Monday, May 28, 2012

Bones, Joints, Bionics, and More

Science continues to struggle against the frailties of the human condition. Damaged limbs are a reality for many people, from kids on the playground to soldiers at war. There have been quite a few stories in the news over the past couple months looking at the new technologies on the horizon aiming to aid damage to the body.

Researchers at the University of Georgia are aiming to reduce the recovery period associated with broken bones from months to days. They are using adult stem cells that produce proteins involved in bone growth to stimulate the body to rapidly generate bone tissue.

For sufferers of arthritis, the Tampere University of Technology is working on replacements for the cushioning between the joints that could allow the joints themselves to remain intact in conditions that would usually require replacement with artificial ones. The implants are biodegradable and stimulate the body to produce material that eventually replaces the implant, essentially growing a new joint.

Rock climber and double-amputee Hugh Herr believes that even the total loss of limbs will not be a problem for much longer.

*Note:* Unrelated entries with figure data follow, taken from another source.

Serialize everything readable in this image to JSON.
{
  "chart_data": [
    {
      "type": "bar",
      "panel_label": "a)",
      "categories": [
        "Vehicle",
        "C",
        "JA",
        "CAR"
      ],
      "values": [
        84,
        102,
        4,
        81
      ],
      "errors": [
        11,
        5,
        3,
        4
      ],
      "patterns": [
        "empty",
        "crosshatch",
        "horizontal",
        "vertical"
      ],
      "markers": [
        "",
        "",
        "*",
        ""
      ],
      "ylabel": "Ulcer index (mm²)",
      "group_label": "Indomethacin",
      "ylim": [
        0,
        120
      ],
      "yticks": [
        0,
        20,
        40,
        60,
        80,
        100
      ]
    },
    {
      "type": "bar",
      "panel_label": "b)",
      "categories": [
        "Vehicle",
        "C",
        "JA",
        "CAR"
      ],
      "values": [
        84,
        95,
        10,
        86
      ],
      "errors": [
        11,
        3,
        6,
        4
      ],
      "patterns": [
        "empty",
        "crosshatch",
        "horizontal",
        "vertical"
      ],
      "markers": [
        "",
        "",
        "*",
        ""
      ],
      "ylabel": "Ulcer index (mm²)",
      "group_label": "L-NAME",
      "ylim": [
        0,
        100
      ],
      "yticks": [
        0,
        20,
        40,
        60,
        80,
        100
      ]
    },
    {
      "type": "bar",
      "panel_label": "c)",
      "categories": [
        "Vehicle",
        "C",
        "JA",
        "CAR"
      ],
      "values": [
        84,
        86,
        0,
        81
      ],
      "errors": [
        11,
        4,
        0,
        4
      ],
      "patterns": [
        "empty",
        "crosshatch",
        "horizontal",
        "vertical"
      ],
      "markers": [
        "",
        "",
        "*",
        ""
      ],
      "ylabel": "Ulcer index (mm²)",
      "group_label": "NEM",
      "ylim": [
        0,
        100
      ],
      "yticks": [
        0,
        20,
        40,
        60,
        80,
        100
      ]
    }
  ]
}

It helps that he is also a bio-mechanical pioneer at MIT.

Over at Sandia National Labs, they are working on a technology that may help Mr. Herr reach his goals, a microscopic dimethicone structure that might be usable as a physical scaffold for interfacing mechanical devices with nerves in the body.

If all this limb fixing wasn't enough to give you encouragement for the future, how about news of a single drug that appears to hold promise in treating a wide variety of cancers? What about finding the mechanism by which Alzheimer's spreads within the brain?

If any one of these possibilities come to fruition, countless lives will be improved, and it's hard not to get a little hope from that.